Under the current scenario pumping money into the system is inevitable. Cutting the CRR and repo rate has ensured the increase in the money supply. Moreover, the banking sector which was suffering from acute liquidity crisis since 2018 is now at tolerable ease with the liquidity as the growth of loan has been down keeping the investible fund available, with some of the banks. So, cutting the CRR and repo rate has an added facility of funding the clients. But since the loan (mentioned Tk30,000 plus 20,000 crore) is supposed to be disbursed from the banks upon banker customer relationships, three questions can come up: 1) How the clients to be chosen who need the support? 2) Why the banks will be interested to cover the vast clientele-base where there is a risk of default? 3) What will happen to the clients who reside in remote areas having no bank accounts but they need the support most? It is assumed that many business-people will be deprived of having the loan facility and some will happen to get the benefit of this package who actually can survive without the credit even.
It can be recommended if Bangladesh Bank can provide with a list of probable customers/ business people to the banks, they can guide their concerned branches to look into the businesses and forward proposal for sanction and disbursement then. Credit facility given can be duly ensured to protect the banks who will be acting as the loan providers. It is expected that Bangladesh Bank will work on it deeply and formulate policy suggestions along with prescriptions to reach the target customers and ensure to lessen their pain.
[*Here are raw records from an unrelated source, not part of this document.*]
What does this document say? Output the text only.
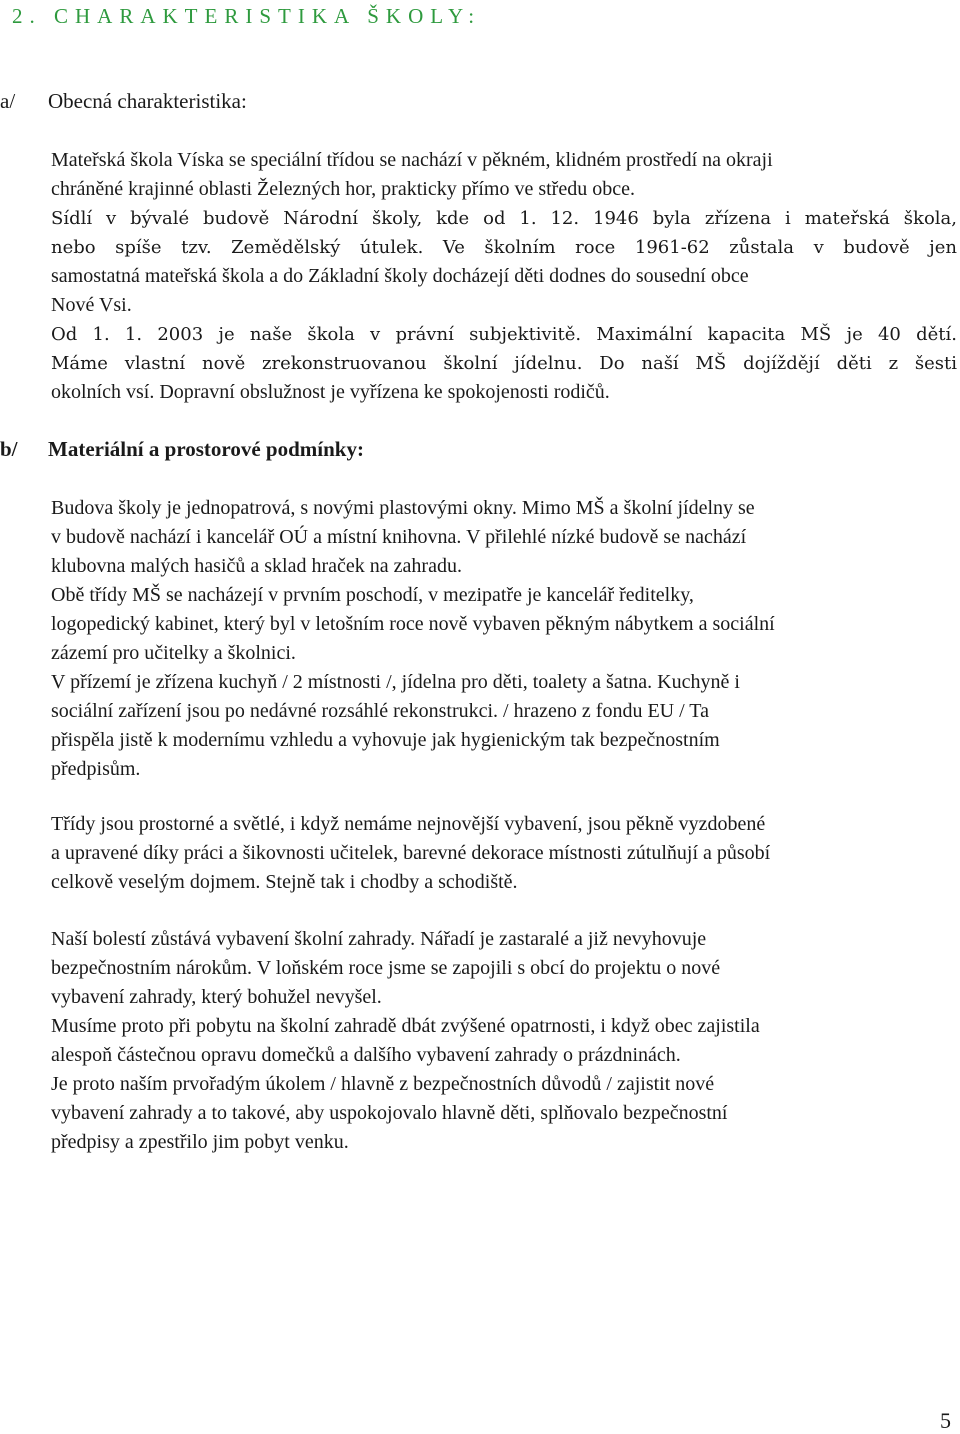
2. CHARAKTERISTIKA ŠKOLY:
a/ Obecná charakteristika:
Mateřská škola Víska se speciální třídou se nachází v pěkném, klidném prostředí na okraji
chráněné krajinné oblasti Železných hor, prakticky přímo ve středu obce.
Sídlí v bývalé budově Národní školy, kde od 1. 12. 1946 byla zřízena i mateřská škola,
nebo spíše tzv. Zemědělský útulek. Ve školním roce 1961-62 zůstala v budově jen
samostatná mateřská škola a do Základní školy docházejí děti dodnes do sousední obce
Nové Vsi.
Od 1. 1. 2003 je naše škola v právní subjektivitě. Maximální kapacita MŠ je 40 dětí.
Máme vlastní nově zrekonstruovanou školní jídelnu. Do naší MŠ dojíždějí děti z šesti
okolních vsí. Dopravní obslužnost je vyřízena ke spokojenosti rodičů.
b/ Materiální a prostorové podmínky:
Budova školy je jednopatrová, s novými plastovými okny. Mimo MŠ a školní jídelny se
v budově nachází i kancelář OÚ a místní knihovna. V přilehlé nízké budově se nachází
klubovna malých hasičů a sklad hraček na zahradu.
Obě třídy MŠ se nacházejí v prvním poschodí, v mezipatře je kancelář ředitelky,
logopedický kabinet, který byl v letošním roce nově vybaven pěkným nábytkem a sociální
zázemí pro učitelky a školnici.
V přízemí je zřízena kuchyň / 2 místnosti /, jídelna pro děti, toalety a šatna. Kuchyně i
sociální zařízení jsou po nedávné rozsáhlé rekonstrukci. / hrazeno z fondu EU / Ta
přispěla jistě k modernímu vzhledu a vyhovuje jak hygienickým tak bezpečnostním
předpisům.
Třídy jsou prostorné a světlé, i když nemáme nejnovější vybavení, jsou pěkně vyzdobené
a upravené díky práci a šikovnosti učitelek, barevné dekorace místnosti zútulňují a působí
celkově veselým dojmem. Stejně tak i chodby a schodiště.
Naší bolestí zůstává vybavení školní zahrady. Nářadí je zastaralé a již nevyhovuje
bezpečnostním nárokům. V loňském roce jsme se zapojili s obcí do projektu o nové
vybavení zahrady, který bohužel nevyšel.
Musíme proto při pobytu na školní zahradě dbát zvýšené opatrnosti, i když obec zajistila
alespoň částečnou opravu domečků a dalšího vybavení zahrady o prázdninách.
Je proto naším prvořadým úkolem / hlavně z bezpečnostních důvodů / zajistit nové
vybavení zahrady a to takové, aby uspokojovalo hlavně děti, splňovalo bezpečnostní
předpisy a zpestřilo jim pobyt venku.
5
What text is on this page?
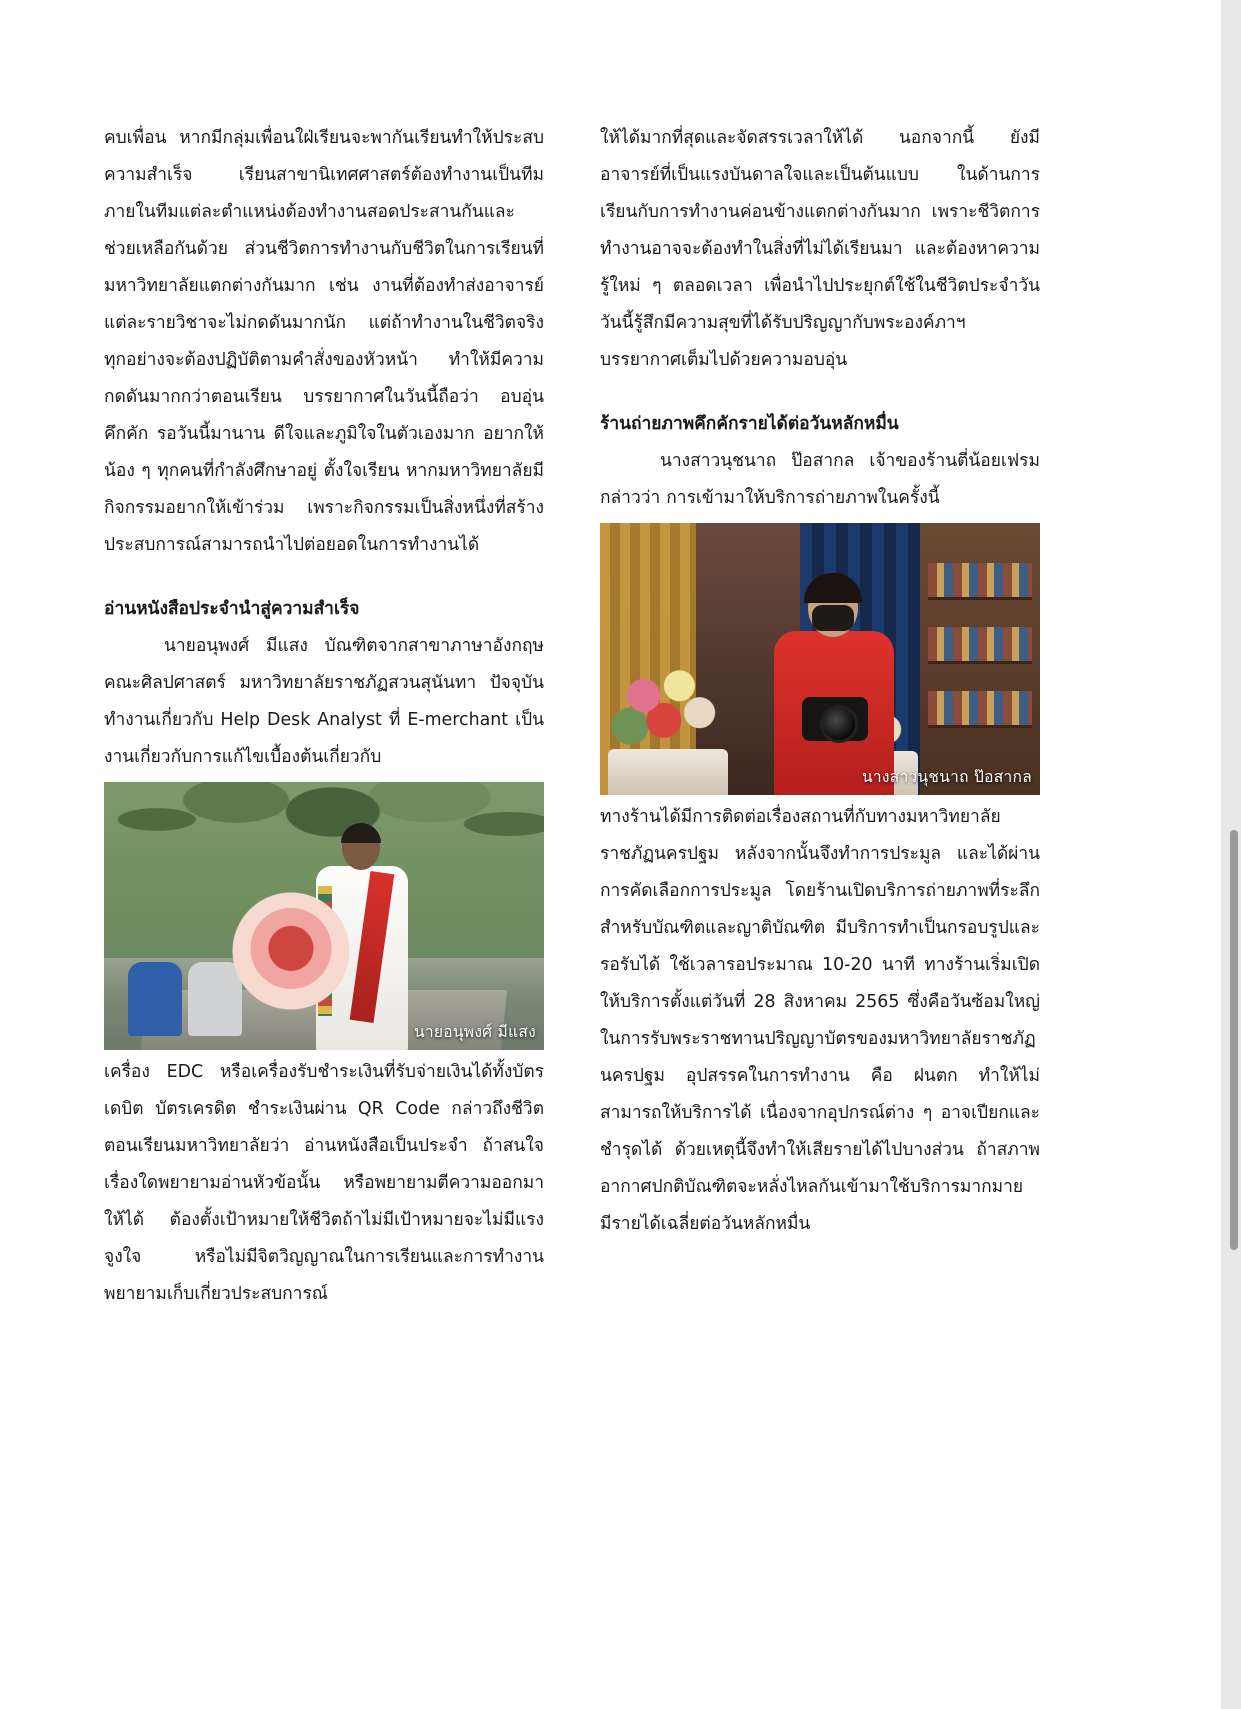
คบเพื่อน หากมีกลุ่มเพื่อนใฝ่เรียนจะพากันเรียนทำให้ประสบความสำเร็จ เรียนสาขานิเทศศาสตร์ต้องทำงานเป็นทีม ภายในทีมแต่ละตำแหน่งต้องทำงานสอดประสานกันและช่วยเหลือกันด้วย ส่วนชีวิตการทำงานกับชีวิตในการเรียนที่มหาวิทยาลัยแตกต่างกันมาก เช่น งานที่ต้องทำส่งอาจารย์แต่ละรายวิชาจะไม่กดดันมากนัก แต่ถ้าทำงานในชีวิตจริงทุกอย่างจะต้องปฏิบัติตามคำสั่งของหัวหน้า ทำให้มีความกดดันมากกว่าตอนเรียน บรรยากาศในวันนี้ถือว่า อบอุ่น คึกคัก รอวันนี้มานาน ดีใจและภูมิใจในตัวเองมาก อยากให้น้อง ๆ ทุกคนที่กำลังศึกษาอยู่ ตั้งใจเรียน หากมหาวิทยาลัยมีกิจกรรมอยากให้เข้าร่วม เพราะกิจกรรมเป็นสิ่งหนึ่งที่สร้างประสบการณ์สามารถนำไปต่อยอดในการทำงานได้

อ่านหนังสือประจำนำสู่ความสำเร็จ

นายอนุพงศ์ มีแสง บัณฑิตจากสาขาภาษาอังกฤษ คณะศิลปศาสตร์ มหาวิทยาลัยราชภัฏสวนสุนันทา ปัจจุบันทำงานเกี่ยวกับ Help Desk Analyst ที่ E-merchant เป็นงานเกี่ยวกับการแก้ไขเบื้องต้นเกี่ยวกับ

นายอนุพงศ์ มีแสง

เครื่อง EDC หรือเครื่องรับชำระเงินที่รับจ่ายเงินได้ทั้งบัตรเดบิต บัตรเครดิต ชำระเงินผ่าน QR Code กล่าวถึงชีวิตตอนเรียนมหาวิทยาลัยว่า อ่านหนังสือเป็นประจำ ถ้าสนใจเรื่องใดพยายามอ่านหัวข้อนั้น หรือพยายามตีความออกมาให้ได้ ต้องตั้งเป้าหมายให้ชีวิตถ้าไม่มีเป้าหมายจะไม่มีแรงจูงใจ หรือไม่มีจิตวิญญาณในการเรียนและการทำงาน พยายามเก็บเกี่ยวประสบการณ์

ให้ได้มากที่สุดและจัดสรรเวลาให้ได้ นอกจากนี้ ยังมีอาจารย์ที่เป็นแรงบันดาลใจและเป็นต้นแบบ ในด้านการเรียนกับการทำงานค่อนข้างแตกต่างกันมาก เพราะชีวิตการทำงานอาจจะต้องทำในสิ่งที่ไม่ได้เรียนมา และต้องหาความรู้ใหม่ ๆ ตลอดเวลา เพื่อนำไปประยุกต์ใช้ในชีวิตประจำวัน วันนี้รู้สึกมีความสุขที่ได้รับปริญญากับพระองค์ภาฯ บรรยากาศเต็มไปด้วยความอบอุ่น

ร้านถ่ายภาพคึกคักรายได้ต่อวันหลักหมื่น

นางสาวนุชนาถ ป๊อสากล เจ้าของร้านตี่น้อยเฟรม กล่าวว่า การเข้ามาให้บริการถ่ายภาพในครั้งนี้

นางสาวนุชนาถ ป๊อสากล

ทางร้านได้มีการติดต่อเรื่องสถานที่กับทางมหาวิทยาลัยราชภัฏนครปฐม หลังจากนั้นจึงทำการประมูล และได้ผ่านการคัดเลือกการประมูล โดยร้านเปิดบริการถ่ายภาพที่ระลึกสำหรับบัณฑิตและญาติบัณฑิต มีบริการทำเป็นกรอบรูปและรอรับได้ ใช้เวลารอประมาณ 10-20 นาที ทางร้านเริ่มเปิดให้บริการตั้งแต่วันที่ 28 สิงหาคม 2565 ซึ่งคือวันซ้อมใหญ่ในการรับพระราชทานปริญญาบัตรของมหาวิทยาลัยราชภัฏนครปฐม อุปสรรคในการทำงาน คือ ฝนตก ทำให้ไม่สามารถให้บริการได้ เนื่องจากอุปกรณ์ต่าง ๆ อาจเปียกและชำรุดได้ ด้วยเหตุนี้จึงทำให้เสียรายได้ไปบางส่วน ถ้าสภาพอากาศปกติบัณฑิตจะหลั่งไหลกันเข้ามาใช้บริการมากมาย มีรายได้เฉลี่ยต่อวันหลักหมื่น
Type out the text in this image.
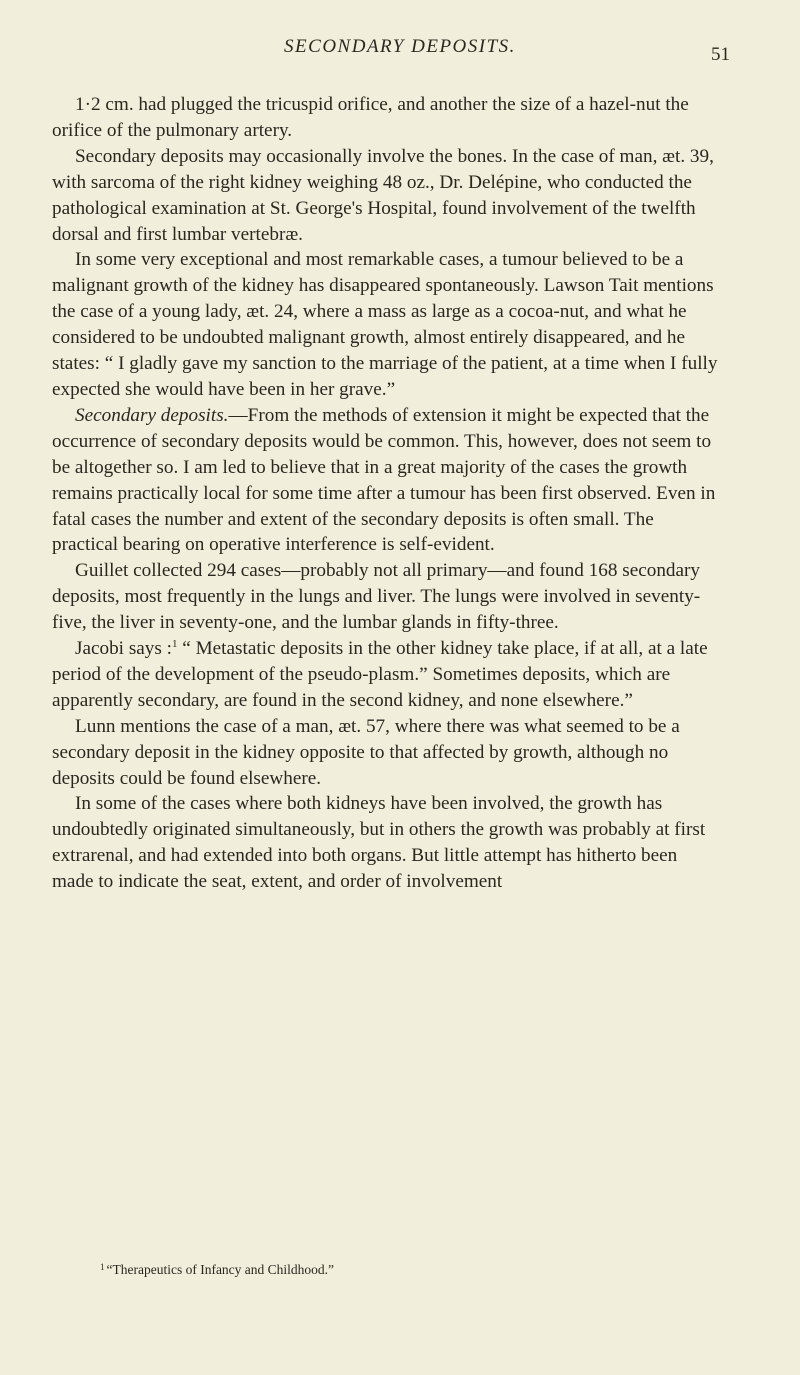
SECONDARY DEPOSITS.	51

1·2 cm. had plugged the tricuspid orifice, and another the size of a hazel-nut the orifice of the pulmonary artery.

Secondary deposits may occasionally involve the bones. In the case of man, æt. 39, with sarcoma of the right kidney weighing 48 oz., Dr. Delépine, who conducted the pathological examination at St. George's Hospital, found involvement of the twelfth dorsal and first lumbar vertebræ.

In some very exceptional and most remarkable cases, a tumour believed to be a malignant growth of the kidney has disappeared spontaneously. Lawson Tait mentions the case of a young lady, æt. 24, where a mass as large as a cocoa-nut, and what he considered to be undoubted malignant growth, almost entirely disappeared, and he states: “ I gladly gave my sanction to the marriage of the patient, at a time when I fully expected she would have been in her grave.”

Secondary deposits.—From the methods of extension it might be expected that the occurrence of secondary deposits would be common. This, however, does not seem to be altogether so. I am led to believe that in a great majority of the cases the growth remains practically local for some time after a tumour has been first observed. Even in fatal cases the number and extent of the secondary deposits is often small. The practical bearing on operative interference is self-evident.

Guillet collected 294 cases—probably not all primary—and found 168 secondary deposits, most frequently in the lungs and liver. The lungs were involved in seventy-five, the liver in seventy-one, and the lumbar glands in fifty-three.

Jacobi says :$^1$ “ Metastatic deposits in the other kidney take place, if at all, at a late period of the development of the pseudo-plasm.” Sometimes deposits, which are apparently secondary, are found in the second kidney, and none elsewhere.”

Lunn mentions the case of a man, æt. 57, where there was what seemed to be a secondary deposit in the kidney opposite to that affected by growth, although no deposits could be found elsewhere.

In some of the cases where both kidneys have been involved, the growth has undoubtedly originated simultaneously, but in others the growth was probably at first extrarenal, and had extended into both organs. But little attempt has hitherto been made to indicate the seat, extent, and order of involvement

$^1$ “Therapeutics of Infancy and Childhood.”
The central bank should also be vigilant in overseeing the activities of the banks so that unfair means/ dishonesty cannot make it a failure as there is a chance of penetration of a vested group in the process.
Nobel laureate Abhijit Vinayak Banerjee has a simple policy prescription following the pandemic for India as its economy shrivels: Print money liberally and transfer cash directly to the sections of society that need it most. Many of the economists of our country also may be in the opinion of printing money to enhance money supply in the economy to materialise the stimulus package but at this stage that may push the economy towards hyperinflation as the production of goods and services has reached nearly zero. Hyperinflation happened in Zimbabwe and Venezuela when these countries printed more money to try to make their economies grow. When Zimbabwe was hit by hyperinflation, in 2008, prices rose as much as 231,000,000 percent in a single year. We should keep that example in mind while taking any decision regarding printing money. Hence printing money should be the last resort.
The stimulus package is certainly a very good initiative at this critical situation but the implementing authority has immense challenges to meet. Maintaining transparency and accountability is a must, a failure of which will put the initiatives at risk. Moreover, the package would be worthy if the people who live below the poverty level can get food and can be brought under the social safety net. In a survey on 2,675 low-income people in 64 districts of the country from March 31 to April 05 conducted by Brac on the impact of coronavirus, it is found that the income of the lower-income people has decreased greatly following the advice of maintaining social distance and staying at home. In this situation, 14 percent of people have no food in their homes. These are the people from the lower segment but this pandemic has severely affected the middle class also. The government needs to address them as well. If people are unfed, social anarchy and untold dissatisfaction will be there. So little cash support in addition to food would be required if this lockdown prolongs after April 2020.
Money should go there who need it most for their survival in any way otherwise the on-going lockdown will bring no good in the long run.
The author is a columnist and economic analyst, founder and CEO of Finpower Leadership International.